The study, published in Osteoarthritis and Cartilage, found that naproxen-based treatments were more cost-effective in this study population than either tramadol or celecoxib. Click here to learn more.

Losina Earns International Osteoarthritis Clinical Research Award

  • April 1, 2016

Elena Losina, PhD, co-director of the Orthopaedic and Arthritis Center for Outcomes Research (OrACORe) in the Department of Orthopedic Surgery, and director of the Policy and Innovation Evaluation in Orthopaedic Treatments (PIVOT) Center has received the Osteoarthritis Research Society International (OARSI) Clinical Research Award for health policy and medical decision-making research in osteoarthritis. She received the award at the 2016 OARSI Congress in March in Amsterdam.

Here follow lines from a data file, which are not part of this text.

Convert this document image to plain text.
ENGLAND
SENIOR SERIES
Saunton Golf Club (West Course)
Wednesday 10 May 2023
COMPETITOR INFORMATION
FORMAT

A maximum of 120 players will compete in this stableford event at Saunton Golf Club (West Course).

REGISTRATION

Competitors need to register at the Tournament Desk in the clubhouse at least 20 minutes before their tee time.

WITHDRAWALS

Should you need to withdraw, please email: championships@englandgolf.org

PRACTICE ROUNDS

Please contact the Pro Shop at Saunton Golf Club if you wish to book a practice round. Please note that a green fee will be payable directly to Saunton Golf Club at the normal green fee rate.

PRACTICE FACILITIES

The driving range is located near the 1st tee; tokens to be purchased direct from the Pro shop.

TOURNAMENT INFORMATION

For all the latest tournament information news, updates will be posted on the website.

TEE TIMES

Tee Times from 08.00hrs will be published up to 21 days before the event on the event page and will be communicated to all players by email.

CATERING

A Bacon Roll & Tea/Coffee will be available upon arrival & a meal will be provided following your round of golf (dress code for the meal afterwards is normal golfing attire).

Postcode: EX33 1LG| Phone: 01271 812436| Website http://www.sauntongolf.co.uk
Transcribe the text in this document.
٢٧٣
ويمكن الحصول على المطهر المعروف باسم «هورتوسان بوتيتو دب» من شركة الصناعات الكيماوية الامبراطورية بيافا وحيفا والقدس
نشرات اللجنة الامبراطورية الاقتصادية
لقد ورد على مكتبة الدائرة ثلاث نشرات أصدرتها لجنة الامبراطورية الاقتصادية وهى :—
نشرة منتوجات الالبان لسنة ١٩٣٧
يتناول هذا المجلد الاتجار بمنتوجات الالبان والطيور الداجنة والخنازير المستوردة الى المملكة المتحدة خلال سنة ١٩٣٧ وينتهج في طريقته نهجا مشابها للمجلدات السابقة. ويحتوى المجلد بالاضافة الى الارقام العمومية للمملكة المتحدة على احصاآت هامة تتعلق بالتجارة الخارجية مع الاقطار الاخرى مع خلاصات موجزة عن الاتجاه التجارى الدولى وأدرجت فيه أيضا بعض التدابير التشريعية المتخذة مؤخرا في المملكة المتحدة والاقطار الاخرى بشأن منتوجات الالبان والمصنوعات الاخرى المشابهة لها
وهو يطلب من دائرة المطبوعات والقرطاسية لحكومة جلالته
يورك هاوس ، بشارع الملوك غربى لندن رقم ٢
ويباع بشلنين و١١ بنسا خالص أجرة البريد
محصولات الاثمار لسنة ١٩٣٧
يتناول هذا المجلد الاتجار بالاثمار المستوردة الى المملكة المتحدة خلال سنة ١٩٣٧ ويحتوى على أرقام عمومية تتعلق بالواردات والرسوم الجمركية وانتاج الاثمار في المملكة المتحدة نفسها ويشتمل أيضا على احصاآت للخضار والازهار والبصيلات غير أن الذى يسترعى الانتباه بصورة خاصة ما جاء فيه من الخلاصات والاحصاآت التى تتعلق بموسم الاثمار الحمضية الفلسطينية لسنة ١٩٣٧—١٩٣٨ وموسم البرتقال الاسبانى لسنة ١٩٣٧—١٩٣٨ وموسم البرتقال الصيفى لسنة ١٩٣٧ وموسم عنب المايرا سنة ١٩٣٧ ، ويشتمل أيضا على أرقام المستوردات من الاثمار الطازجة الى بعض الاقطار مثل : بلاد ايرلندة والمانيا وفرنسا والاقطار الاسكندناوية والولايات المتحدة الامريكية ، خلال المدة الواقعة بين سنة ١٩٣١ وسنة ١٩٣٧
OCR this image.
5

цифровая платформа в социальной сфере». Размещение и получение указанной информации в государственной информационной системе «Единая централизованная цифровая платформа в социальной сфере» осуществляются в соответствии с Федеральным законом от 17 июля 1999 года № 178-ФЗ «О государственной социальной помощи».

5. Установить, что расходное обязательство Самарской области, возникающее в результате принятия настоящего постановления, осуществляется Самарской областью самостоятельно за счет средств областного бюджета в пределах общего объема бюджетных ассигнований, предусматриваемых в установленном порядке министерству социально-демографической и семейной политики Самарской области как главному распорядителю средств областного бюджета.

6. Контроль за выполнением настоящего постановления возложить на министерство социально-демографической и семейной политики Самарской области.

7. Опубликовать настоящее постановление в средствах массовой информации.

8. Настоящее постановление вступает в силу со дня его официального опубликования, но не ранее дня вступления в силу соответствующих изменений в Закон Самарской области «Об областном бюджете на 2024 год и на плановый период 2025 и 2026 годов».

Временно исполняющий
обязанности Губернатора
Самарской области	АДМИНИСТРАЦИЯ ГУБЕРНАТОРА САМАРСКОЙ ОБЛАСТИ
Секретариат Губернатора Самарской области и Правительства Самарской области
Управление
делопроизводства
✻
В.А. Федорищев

Losina is a founding director of BWH’s Policy Innovation eValuations in Orthopedic Treatments (PIVOT) Research Center and a principal investigator in the Methodology Core of the Robert Brigham Multidisciplinary Clinical Research Center at BWH. She also directs the Statistical Center for Biomarkers Consortium, an international collaboration to establish the prognostic value of biomarkers in osteoarthritis. She has published more than 300 peer-reviewed articles and leads a National Institutes of Health-funded multi-site project to conduct health policy evaluations related to surgical and non-surgical management of knee osteoarthritis.

OARSI is the leading osteoarthritis research organization in the world. The OARSI Clinical Research Award is given to one member each year in recognition of a body of clinical research of significant international impact

Policy and Innovation eValuation in Orthopedic Treatments (PIVOT) Center launched in BWH’s Department of Orthopedic Surgery

  • March 1, 2016

Affecting more than half of adults in the U.S., low back pain, osteoarthritis and musculoskeletal trauma are the three most common musculoskeletal conditions leading to emergency department and physician visits and hospital stays. Nearly $800 billion, or about 5 percent of the U.S. economy, goes towards diagnosing, treating, and managing musculoskeletal conditions.

“America spends more money on managing musculoskeletal conditions than it does on Social Security benefits for retired persons and their families,” said Elena Losina, PhD, professor of Orthopedic Surgery at BWH’s Department of Orthopedic Surgery and Harvard Medical School. “As people live longer and baby boomers age, this burden will increase.”

To help address these issues, BWH has launched the Policy and Innovation eValuation in Orthopedic Treatments (PIVOT) Center in the Department of Orthopedic Surgery. The research conducted by the PIVOT Center will help policy makers, physicians and patients to maximize treatment health benefits while reducing the overall economic burden of musculoskeletal diseases.